Sunday, January 17, 2010

Mayhem

This blog is mostly an investigation into why trees are dying. So, here's a house I went by a couple of days ago. Cutting down a tree that size probably cost more than several month's mortgage payment. This is going to become a more and more expensive proposition.
Every now and then I do think about something other than trees and like many others I have been watching the situation in Haiti with horror.

Mayhem was the word used in this morning's headline to describe the aftermath of the earthquake. I actually heard an intelligent thought come out of David Brooks' mouth on the radio, when he said something like, it's not the earthquake, it's the poverty. Yes - it's the dangerously shoddy construction, the lack of medical care, and too many people crowded into ramshackle slums. (update: I stand corrected. In my own defense, I only heard a snippit on the radio, I hope had I heard his whole shpeal I would have recognized the mewling cravenness typical of his philosophy, as so ably depicted by Matt Tabbai.)

Most prominent economic forecasters missed the imminence of the bursting financial bubble in their eagerness to prop up the giant ponzi scheme - no doubt they had money invested in it themselves. You'd think after that, if they had any integrity whatsoever, they might challenge the core belief system of capitalism rather than cling to the fantasy that someday our economy will "recover" and we can continue to grow and grow and grow, and that the USA can somehow restore lost hegemony - but of course, they are still complicit.

What they should be examining but never bother to, is a cost analysis - not of what converting to clean energy will cost in terms of taxes or lost jobs - but comparing the cost of a transition to renewable energy to that of adapting and mitigating to a changing climate...especially cataclysmic climate chaos from unchecked emissions under the business as usual scenario.
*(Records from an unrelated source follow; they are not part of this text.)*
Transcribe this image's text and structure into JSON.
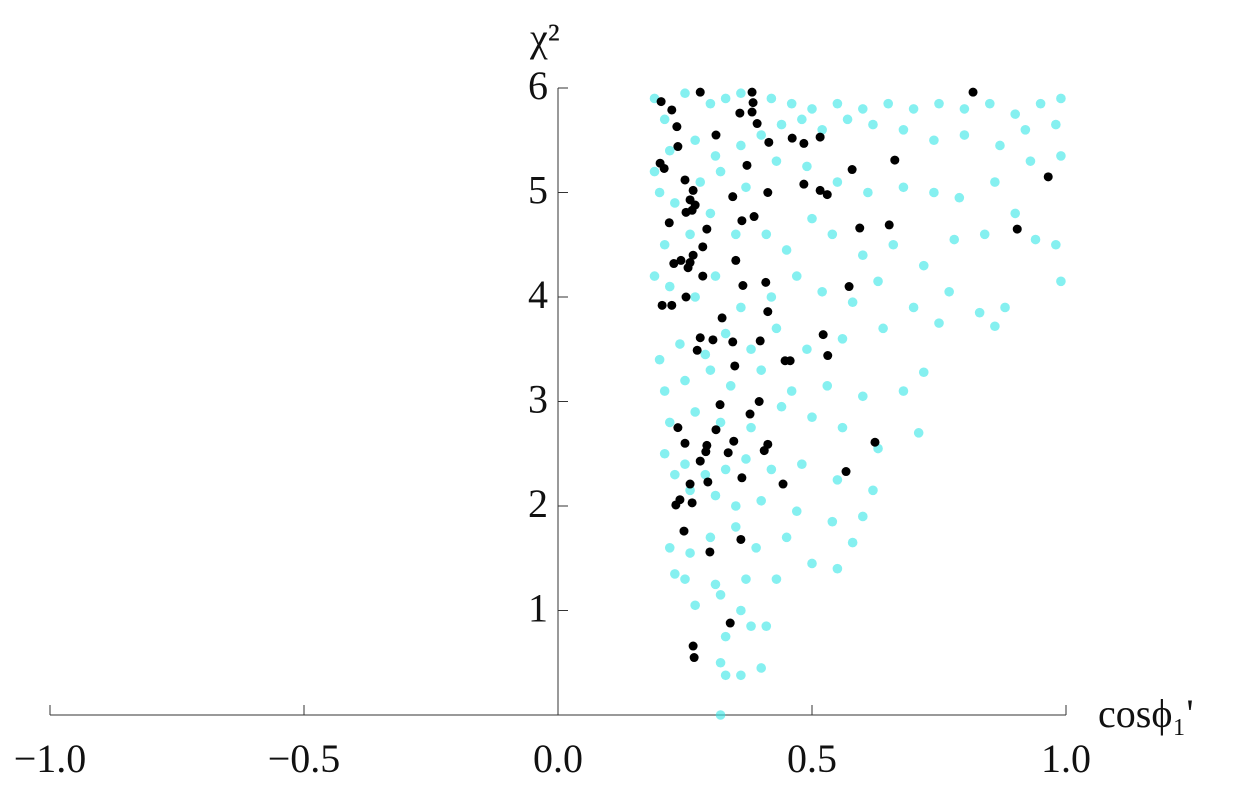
{
  "chart_data": {
    "type": "scatter",
    "x_label": "cosϕ₁'",
    "y_label": "χ²",
    "xlim": [
      -1,
      1
    ],
    "ylim": [
      0,
      6
    ],
    "xticks": [
      {
        "value": -1,
        "label": "−1.0"
      },
      {
        "value": -0.5,
        "label": "−0.5"
      },
      {
        "value": 0,
        "label": "0.0"
      },
      {
        "value": 0.5,
        "label": "0.5"
      },
      {
        "value": 1,
        "label": "1.0"
      }
    ],
    "yticks": [
      1,
      2,
      3,
      4,
      5,
      6
    ],
    "series": [
      {
        "color": "#33e6e6",
        "x": [
          0.19,
          0.21,
          0.25,
          0.3,
          0.33,
          0.36,
          0.42,
          0.46,
          0.5,
          0.55,
          0.6,
          0.65,
          0.7,
          0.75,
          0.8,
          0.85,
          0.9,
          0.95,
          0.99,
          0.98,
          0.92,
          0.87,
          0.8,
          0.74,
          0.68,
          0.62,
          0.57,
          0.52,
          0.48,
          0.44,
          0.4,
          0.36,
          0.31,
          0.27,
          0.22,
          0.19,
          0.2,
          0.23,
          0.28,
          0.32,
          0.37,
          0.43,
          0.49,
          0.55,
          0.61,
          0.68,
          0.74,
          0.79,
          0.86,
          0.93,
          0.99,
          0.98,
          0.94,
          0.9,
          0.84,
          0.78,
          0.72,
          0.66,
          0.6,
          0.54,
          0.5,
          0.45,
          0.41,
          0.35,
          0.3,
          0.26,
          0.21,
          0.19,
          0.22,
          0.27,
          0.31,
          0.36,
          0.42,
          0.47,
          0.52,
          0.58,
          0.63,
          0.7,
          0.77,
          0.83,
          0.88,
          0.99,
          0.86,
          0.75,
          0.64,
          0.56,
          0.49,
          0.43,
          0.38,
          0.33,
          0.29,
          0.24,
          0.2,
          0.21,
          0.25,
          0.3,
          0.34,
          0.4,
          0.46,
          0.53,
          0.6,
          0.68,
          0.72,
          0.71,
          0.63,
          0.56,
          0.5,
          0.44,
          0.38,
          0.32,
          0.27,
          0.22,
          0.21,
          0.25,
          0.29,
          0.33,
          0.37,
          0.42,
          0.48,
          0.55,
          0.62,
          0.6,
          0.54,
          0.47,
          0.4,
          0.35,
          0.31,
          0.26,
          0.23,
          0.22,
          0.26,
          0.3,
          0.35,
          0.39,
          0.45,
          0.5,
          0.55,
          0.58,
          0.43,
          0.37,
          0.31,
          0.25,
          0.23,
          0.27,
          0.32,
          0.36,
          0.41,
          0.38,
          0.33,
          0.32,
          0.33,
          0.36,
          0.4,
          0.32
        ],
        "values": [
          5.9,
          5.7,
          5.95,
          5.85,
          5.9,
          5.95,
          5.9,
          5.85,
          5.8,
          5.85,
          5.8,
          5.85,
          5.8,
          5.85,
          5.8,
          5.85,
          5.75,
          5.85,
          5.9,
          5.65,
          5.6,
          5.45,
          5.55,
          5.5,
          5.6,
          5.65,
          5.7,
          5.6,
          5.7,
          5.65,
          5.55,
          5.45,
          5.35,
          5.5,
          5.4,
          5.2,
          5.0,
          4.9,
          5.1,
          5.2,
          5.05,
          5.3,
          5.25,
          5.1,
          5.0,
          5.05,
          5.0,
          4.95,
          5.1,
          5.3,
          5.35,
          4.5,
          4.55,
          4.8,
          4.6,
          4.55,
          4.3,
          4.5,
          4.4,
          4.6,
          4.75,
          4.45,
          4.6,
          4.6,
          4.8,
          4.6,
          4.5,
          4.2,
          4.1,
          4.0,
          4.2,
          3.9,
          4.0,
          4.2,
          4.05,
          3.95,
          4.15,
          3.9,
          4.05,
          3.85,
          3.9,
          4.15,
          3.72,
          3.75,
          3.7,
          3.6,
          3.5,
          3.7,
          3.5,
          3.65,
          3.45,
          3.55,
          3.4,
          3.1,
          3.2,
          3.3,
          3.15,
          3.3,
          3.1,
          3.15,
          3.05,
          3.1,
          3.28,
          2.7,
          2.55,
          2.75,
          2.85,
          2.95,
          2.75,
          2.8,
          2.9,
          2.8,
          2.5,
          2.4,
          2.3,
          2.35,
          2.45,
          2.35,
          2.4,
          2.25,
          2.15,
          1.9,
          1.85,
          1.95,
          2.05,
          2.0,
          2.1,
          2.15,
          2.3,
          1.6,
          1.55,
          1.7,
          1.8,
          1.6,
          1.7,
          1.45,
          1.4,
          1.65,
          1.3,
          1.3,
          1.25,
          1.3,
          1.35,
          1.05,
          1.15,
          1.0,
          0.85,
          0.85,
          0.75,
          0.5,
          0.38,
          0.38,
          0.45,
          0.0
        ]
      },
      {
        "color": "#000000",
        "x": [
          0.203,
          0.224,
          0.28,
          0.382,
          0.384,
          0.358,
          0.382,
          0.392,
          0.234,
          0.311,
          0.236,
          0.415,
          0.461,
          0.484,
          0.516,
          0.663,
          0.579,
          0.817,
          0.965,
          0.201,
          0.209,
          0.25,
          0.266,
          0.26,
          0.27,
          0.264,
          0.252,
          0.344,
          0.372,
          0.413,
          0.386,
          0.362,
          0.484,
          0.516,
          0.53,
          0.594,
          0.652,
          0.904,
          0.219,
          0.293,
          0.266,
          0.26,
          0.228,
          0.242,
          0.256,
          0.285,
          0.285,
          0.35,
          0.364,
          0.409,
          0.413,
          0.573,
          0.205,
          0.224,
          0.252,
          0.323,
          0.28,
          0.305,
          0.274,
          0.344,
          0.398,
          0.447,
          0.457,
          0.522,
          0.531,
          0.348,
          0.319,
          0.396,
          0.378,
          0.236,
          0.25,
          0.311,
          0.293,
          0.28,
          0.291,
          0.413,
          0.406,
          0.346,
          0.335,
          0.362,
          0.443,
          0.567,
          0.624,
          0.232,
          0.24,
          0.26,
          0.264,
          0.295,
          0.248,
          0.299,
          0.36,
          0.339,
          0.266,
          0.268
        ],
        "values": [
          5.87,
          5.79,
          5.96,
          5.96,
          5.86,
          5.76,
          5.77,
          5.66,
          5.63,
          5.55,
          5.44,
          5.48,
          5.52,
          5.47,
          5.53,
          5.31,
          5.22,
          5.96,
          5.15,
          5.28,
          5.23,
          5.12,
          5.02,
          4.93,
          4.88,
          4.83,
          4.81,
          4.96,
          5.26,
          5.0,
          4.77,
          4.73,
          5.08,
          5.02,
          4.98,
          4.66,
          4.69,
          4.65,
          4.71,
          4.65,
          4.4,
          4.33,
          4.32,
          4.35,
          4.28,
          4.48,
          4.2,
          4.35,
          4.11,
          4.14,
          3.86,
          4.1,
          3.92,
          3.92,
          4.0,
          3.8,
          3.61,
          3.59,
          3.49,
          3.57,
          3.58,
          3.39,
          3.39,
          3.64,
          3.44,
          3.34,
          2.97,
          3.0,
          2.88,
          2.75,
          2.6,
          2.73,
          2.58,
          2.43,
          2.52,
          2.59,
          2.53,
          2.62,
          2.51,
          2.27,
          2.21,
          2.33,
          2.61,
          2.01,
          2.06,
          2.21,
          2.03,
          2.23,
          1.76,
          1.56,
          1.68,
          0.88,
          0.66,
          0.55
        ]
      }
    ]
  }
}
What might those costs entail? Surely, the economic losses from droughts, water shortages, famine, wildfires, and floods from extreme weather events - not to mention the health care costs from toxic emissions - must dwarf the cost of any effort or sacrifice we make for green energy!

Of course no individual earthquake can be attributed to climate change any more than a particular hurricane. However, it would behoove us to take note, we can expect more of both. And as usual, those least prepared, without a strong infrastructure and emergency resources, will suffer first, and most - like Haiti, where young men roam the streets with machetes - and yesterday an angry crowd beat an accused looter, set him on fire, and watched him burn to death.
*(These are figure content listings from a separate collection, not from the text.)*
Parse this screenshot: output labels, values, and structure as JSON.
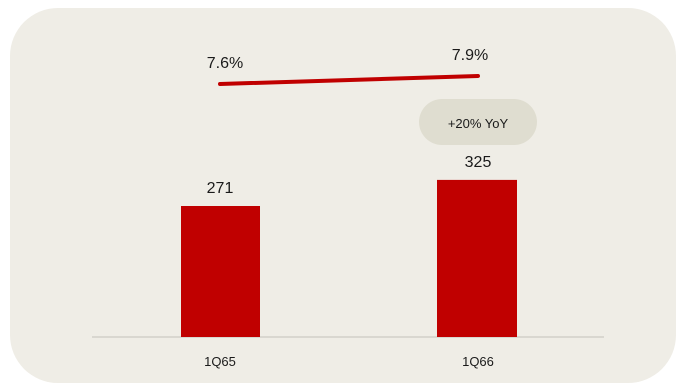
{
  "chart_data": {
    "type": "bar",
    "categories": [
      "1Q65",
      "1Q66"
    ],
    "series": [
      {
        "values": [
          271,
          325
        ],
        "colors": [
          "#c00000",
          "#c00000"
        ]
      }
    ],
    "line_series": {
      "values": [
        7.6,
        7.9
      ],
      "labels": [
        "7.6%",
        "7.9%"
      ],
      "color": "#c00000"
    },
    "bar_labels": [
      "271",
      "325"
    ],
    "annotation": {
      "text": "+20% YoY"
    },
    "colors": {
      "background": "#efede6",
      "bar": "#c00000",
      "pill": "#dfddd0",
      "axis": "#d2d0c8"
    }
  }
}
And no, more earthquakes is not wild speculation, there is sturdy science behind this prospect, which can be found here. Melting ice sheets will cause rapid deflection of earth's crust, resulting in increased seismic activity - that would be earthquakes, and volcanos, and not just in poor, powerless countries.

In the same way the real costs of business as usual, which have been hidden and pushed off to the future, will eventually move beyond the displaced Mau Forest settlers in Kenya, the indigenous people of the Arctic who are losing their sources of food, and drought-stricken farms from Argentina to Australia. These places are already suffering terribly from the effects of climate change, their plight largely ignored by the self-satisfied citizens of the wealthy developed nations. But, those effects will ultimately engulf human civilization everywhere, when even the most privileged among us will be unable to escape.
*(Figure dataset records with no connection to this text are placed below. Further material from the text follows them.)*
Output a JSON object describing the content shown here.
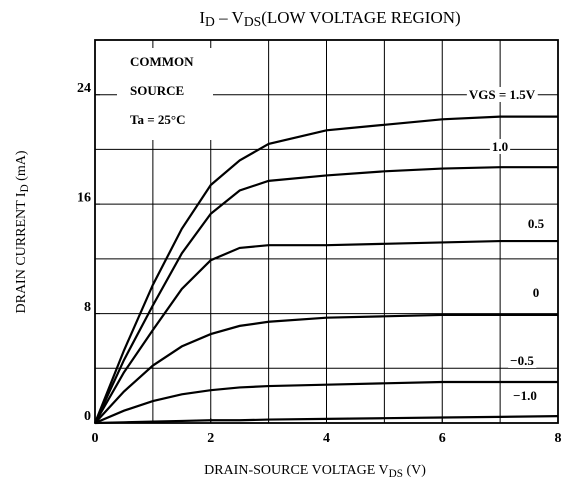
{
  "chart_data": {
    "type": "line",
    "title": [
      {
        "text": "I",
        "sub": false
      },
      {
        "text": "D",
        "sub": true
      },
      {
        "text": " – V",
        "sub": false
      },
      {
        "text": "DS",
        "sub": true
      },
      {
        "text": "(LOW VOLTAGE REGION)",
        "sub": false
      }
    ],
    "x_label": [
      {
        "text": "DRAIN-SOURCE  VOLTAGE  V",
        "sub": false
      },
      {
        "text": "DS",
        "sub": true
      },
      {
        "text": " (V)",
        "sub": false
      }
    ],
    "y_label": [
      {
        "text": "DRAIN  CURRENT  I",
        "sub": false
      },
      {
        "text": "D",
        "sub": true
      },
      {
        "text": "  (mA)",
        "sub": false
      }
    ],
    "annotations": [
      "COMMON",
      "SOURCE",
      "Ta = 25°C"
    ],
    "x": [
      0,
      0.5,
      1,
      1.5,
      2,
      2.5,
      3,
      4,
      5,
      6,
      7,
      8
    ],
    "series": [
      {
        "name": "VGS = 1.5V",
        "color": "#000000",
        "values": [
          0,
          5.3,
          10.1,
          14.2,
          17.4,
          19.2,
          20.4,
          21.4,
          21.8,
          22.2,
          22.4,
          22.4
        ]
      },
      {
        "name": "1.0",
        "color": "#000000",
        "values": [
          0,
          4.6,
          8.6,
          12.4,
          15.3,
          17.0,
          17.7,
          18.1,
          18.4,
          18.6,
          18.7,
          18.7
        ]
      },
      {
        "name": "0.5",
        "color": "#000000",
        "values": [
          0,
          3.7,
          6.8,
          9.8,
          11.9,
          12.8,
          13.0,
          13.0,
          13.1,
          13.2,
          13.3,
          13.3
        ]
      },
      {
        "name": "0",
        "color": "#000000",
        "values": [
          0,
          2.3,
          4.2,
          5.6,
          6.5,
          7.1,
          7.4,
          7.7,
          7.8,
          7.9,
          7.9,
          7.9
        ]
      },
      {
        "name": "−0.5",
        "color": "#000000",
        "values": [
          0,
          0.9,
          1.6,
          2.1,
          2.4,
          2.6,
          2.7,
          2.8,
          2.9,
          3.0,
          3.0,
          3.0
        ]
      },
      {
        "name": "−1.0",
        "color": "#000000",
        "values": [
          0,
          0.05,
          0.1,
          0.15,
          0.2,
          0.2,
          0.25,
          0.3,
          0.35,
          0.4,
          0.45,
          0.5
        ]
      }
    ],
    "xlim": [
      0,
      8
    ],
    "xticks": [
      0,
      2,
      4,
      6,
      8
    ],
    "xgrid": [
      1,
      2,
      3,
      4,
      5,
      6,
      7
    ],
    "ylim": [
      0,
      28
    ],
    "yticks": [
      0,
      8,
      16,
      24
    ],
    "ygrid": [
      4,
      8,
      12,
      16,
      20,
      24
    ],
    "grid": true
  }
}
This is of course a horrible prospect, for everybody, and devastatingly painful to contemplate (which is why few people do).

This week I heard a segment on NPR in remembrance of Miep Gies, who died January 11 at the age of 100. Miep Gies risked her life to shelter the Frank family from the Nazis, and it was she who rescued the scattered pages of Anne Frank's diary from the floor of their hideaway after it was ransacked, and the Frank family taken to the concentration camps.

After the war, she gave Anne's Dagboek - day book, in Dutch - to Anne's father Otto, the only member of the family to survive, without ever having even read it herself. "Here is your daughter's legacy," she said to him.

In explaining her reluctance to be regarded as heroic for her actions, Miep Gies said that "if people are allowed to think it takes remarkable qualities to act boldly on behalf of others, few will attempt it." Tears sting my eyes to think on this. I first read Anne Frank's diary well over 40 years ago and the grief is still fresh. If only, I wish, while our familiar world falls to pieces around us, we can emulate Miep Gies.

Even more poignant to me when I contemplate my certain failure to protect my children and assure them a stable climate in the future is her answer to the question, "Was it worth the effort?" to which she replied, "It is true that to my greatest sorrow we were unable to save Anne but the helpers did succeed to extend her life with two years and in that period she has written the Diary with her message of tolerance and understanding."

Remember in spite of the darkest predictions, even just two precious years are worth the effort.